BroadVoice allows numbers to be dialed from your PC, using BroadSoft's CommPilot.

It'd be nice to be able to use this functionality 1) without using ActiveX, 2) possibly in an automated way,
but even more especially 3) to be able to properly dial tel:// URLs from your browser,
the way they were designed to be used.

	(tel:// URLs are covered here: http://www.zvon.org/tmRFC/RFC2806/Output/,
	 and are supported in the Motorola A1000 Opera, at least)


The steps to initiate a call to your hardware device, from any other PC:

	1. get a new JSESSIONID
	
		1a. GET http://appserver.dca.broadvoice.com/

		1b. record the JSESSIONID cookie from the response header


	2. log the new JSESSIONID in

		2a.
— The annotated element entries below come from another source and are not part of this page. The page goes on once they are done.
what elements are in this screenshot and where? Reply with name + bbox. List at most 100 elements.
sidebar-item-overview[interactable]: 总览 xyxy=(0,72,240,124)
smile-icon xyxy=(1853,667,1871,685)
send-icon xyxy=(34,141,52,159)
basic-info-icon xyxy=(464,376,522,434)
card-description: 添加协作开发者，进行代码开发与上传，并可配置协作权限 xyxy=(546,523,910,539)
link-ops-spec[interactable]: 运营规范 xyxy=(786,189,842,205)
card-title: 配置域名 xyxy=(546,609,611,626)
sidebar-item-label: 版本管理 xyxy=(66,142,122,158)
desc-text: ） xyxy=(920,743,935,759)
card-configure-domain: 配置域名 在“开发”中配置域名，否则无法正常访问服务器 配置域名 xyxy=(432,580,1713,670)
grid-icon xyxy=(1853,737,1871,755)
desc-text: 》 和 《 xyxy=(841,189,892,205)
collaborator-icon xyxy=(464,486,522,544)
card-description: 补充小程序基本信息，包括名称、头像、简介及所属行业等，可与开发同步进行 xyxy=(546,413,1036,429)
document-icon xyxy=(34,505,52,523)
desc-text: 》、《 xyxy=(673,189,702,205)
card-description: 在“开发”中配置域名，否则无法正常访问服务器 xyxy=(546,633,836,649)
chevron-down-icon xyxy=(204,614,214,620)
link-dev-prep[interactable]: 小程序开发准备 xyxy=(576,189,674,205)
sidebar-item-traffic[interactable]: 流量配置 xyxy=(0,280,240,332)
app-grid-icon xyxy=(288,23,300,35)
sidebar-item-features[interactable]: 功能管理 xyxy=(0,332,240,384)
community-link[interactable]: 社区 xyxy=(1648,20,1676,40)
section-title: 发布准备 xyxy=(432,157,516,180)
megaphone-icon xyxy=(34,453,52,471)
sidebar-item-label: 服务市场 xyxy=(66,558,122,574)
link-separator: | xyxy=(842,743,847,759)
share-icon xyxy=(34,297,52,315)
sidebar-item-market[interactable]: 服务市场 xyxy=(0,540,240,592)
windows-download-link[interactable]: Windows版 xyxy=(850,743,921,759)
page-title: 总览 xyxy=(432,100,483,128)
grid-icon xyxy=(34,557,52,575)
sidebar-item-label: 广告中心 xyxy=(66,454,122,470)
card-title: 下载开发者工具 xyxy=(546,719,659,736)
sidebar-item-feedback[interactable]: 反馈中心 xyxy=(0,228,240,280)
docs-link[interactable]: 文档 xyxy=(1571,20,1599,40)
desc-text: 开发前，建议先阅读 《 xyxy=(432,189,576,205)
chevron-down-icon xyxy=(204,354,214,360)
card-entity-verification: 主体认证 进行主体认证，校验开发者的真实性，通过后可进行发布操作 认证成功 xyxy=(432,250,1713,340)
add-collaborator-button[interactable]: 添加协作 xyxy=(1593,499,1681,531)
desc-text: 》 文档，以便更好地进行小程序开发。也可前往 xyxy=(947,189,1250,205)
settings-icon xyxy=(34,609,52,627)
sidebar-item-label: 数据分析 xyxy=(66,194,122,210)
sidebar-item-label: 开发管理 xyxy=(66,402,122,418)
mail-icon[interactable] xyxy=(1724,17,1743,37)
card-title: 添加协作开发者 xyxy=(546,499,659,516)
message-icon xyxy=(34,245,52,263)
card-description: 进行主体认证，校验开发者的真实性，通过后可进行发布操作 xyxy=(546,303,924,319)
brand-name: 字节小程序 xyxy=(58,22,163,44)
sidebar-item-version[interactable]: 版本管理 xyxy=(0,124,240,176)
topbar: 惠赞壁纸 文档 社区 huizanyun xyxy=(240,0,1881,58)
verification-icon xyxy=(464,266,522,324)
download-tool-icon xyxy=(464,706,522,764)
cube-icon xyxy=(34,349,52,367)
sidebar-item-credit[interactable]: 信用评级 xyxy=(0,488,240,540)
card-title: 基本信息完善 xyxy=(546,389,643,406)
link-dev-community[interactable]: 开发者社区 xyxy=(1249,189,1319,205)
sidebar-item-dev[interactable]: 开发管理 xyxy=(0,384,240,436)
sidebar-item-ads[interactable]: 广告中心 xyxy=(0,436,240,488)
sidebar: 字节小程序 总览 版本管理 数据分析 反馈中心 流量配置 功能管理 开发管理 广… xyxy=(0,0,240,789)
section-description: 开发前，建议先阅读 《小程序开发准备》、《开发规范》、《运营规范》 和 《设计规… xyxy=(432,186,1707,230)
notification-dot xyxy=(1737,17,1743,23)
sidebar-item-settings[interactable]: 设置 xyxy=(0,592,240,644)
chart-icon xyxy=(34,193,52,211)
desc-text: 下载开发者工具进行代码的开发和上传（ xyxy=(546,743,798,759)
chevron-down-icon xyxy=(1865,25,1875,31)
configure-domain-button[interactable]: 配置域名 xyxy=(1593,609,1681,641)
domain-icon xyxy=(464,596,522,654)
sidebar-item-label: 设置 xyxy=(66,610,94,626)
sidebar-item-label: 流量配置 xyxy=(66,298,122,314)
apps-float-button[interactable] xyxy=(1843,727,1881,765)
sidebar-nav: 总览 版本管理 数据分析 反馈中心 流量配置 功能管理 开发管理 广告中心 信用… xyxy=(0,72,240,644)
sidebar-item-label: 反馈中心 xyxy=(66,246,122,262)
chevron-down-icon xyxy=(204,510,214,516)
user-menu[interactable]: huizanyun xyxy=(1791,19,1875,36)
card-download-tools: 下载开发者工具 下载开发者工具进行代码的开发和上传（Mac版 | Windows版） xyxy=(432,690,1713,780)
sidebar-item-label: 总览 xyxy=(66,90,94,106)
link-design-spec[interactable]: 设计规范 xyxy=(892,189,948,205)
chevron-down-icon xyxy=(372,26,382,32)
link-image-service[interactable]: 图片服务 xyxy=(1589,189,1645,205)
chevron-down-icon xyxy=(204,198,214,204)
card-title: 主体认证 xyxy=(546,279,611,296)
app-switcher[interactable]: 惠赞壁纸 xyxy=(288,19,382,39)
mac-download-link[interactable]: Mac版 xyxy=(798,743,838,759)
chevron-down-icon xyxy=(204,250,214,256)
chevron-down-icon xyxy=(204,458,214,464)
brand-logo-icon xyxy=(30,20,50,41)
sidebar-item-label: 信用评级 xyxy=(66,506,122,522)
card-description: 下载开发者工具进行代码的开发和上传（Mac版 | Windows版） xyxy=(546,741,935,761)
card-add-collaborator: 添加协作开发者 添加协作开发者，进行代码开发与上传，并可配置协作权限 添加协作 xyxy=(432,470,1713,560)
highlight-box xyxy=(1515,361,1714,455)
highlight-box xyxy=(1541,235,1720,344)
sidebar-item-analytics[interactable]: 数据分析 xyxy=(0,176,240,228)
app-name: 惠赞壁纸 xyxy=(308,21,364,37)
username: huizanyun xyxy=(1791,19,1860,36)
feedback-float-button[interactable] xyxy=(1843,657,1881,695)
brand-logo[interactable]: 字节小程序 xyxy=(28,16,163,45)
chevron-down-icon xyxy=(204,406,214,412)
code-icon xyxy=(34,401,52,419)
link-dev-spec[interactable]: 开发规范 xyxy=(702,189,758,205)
POST to https://appserver.dca.broadvoice.com/servlet/com.broadsoft.clients.oam.servlets.Login

			2aa. include the JSESSIONID cookie from above
			2ab. post field "domain" = ""
			2ac. post field "UserID" = your BroadVoice user-id
			2ad. post field "EnteredUserID" = your BroadVoice user-id
			2ae. post field "Password" = your BroadVoice password

		2b. that's it...  nothing to remember on the client-side...  the server just had to make sure
		    this JSESSIONID is authorized to make calls


	3. initiate the call

		3a. POST to http://appserver.dca.broadvoice.com/servlet/CallClient

			3aa. include the JSESSIONID cookie from above
			3ab. post field "DialedNumber" = the number you want to dial
			3ac. post field "Action" = "Dial"
			3ad. post field "DialOnEnter" = "true"



From a security standpoint, it looks nearly bulletproof...

Your ISP could potentially sniff your JSESSIONID and use it after you've authenticated.
Possibly use it for some somewhat nasty things.  Hrm.  But they'd have to spoof your IP (which only they could do, correct?)
And the similar problem is present on all JSESSIONID-style pages?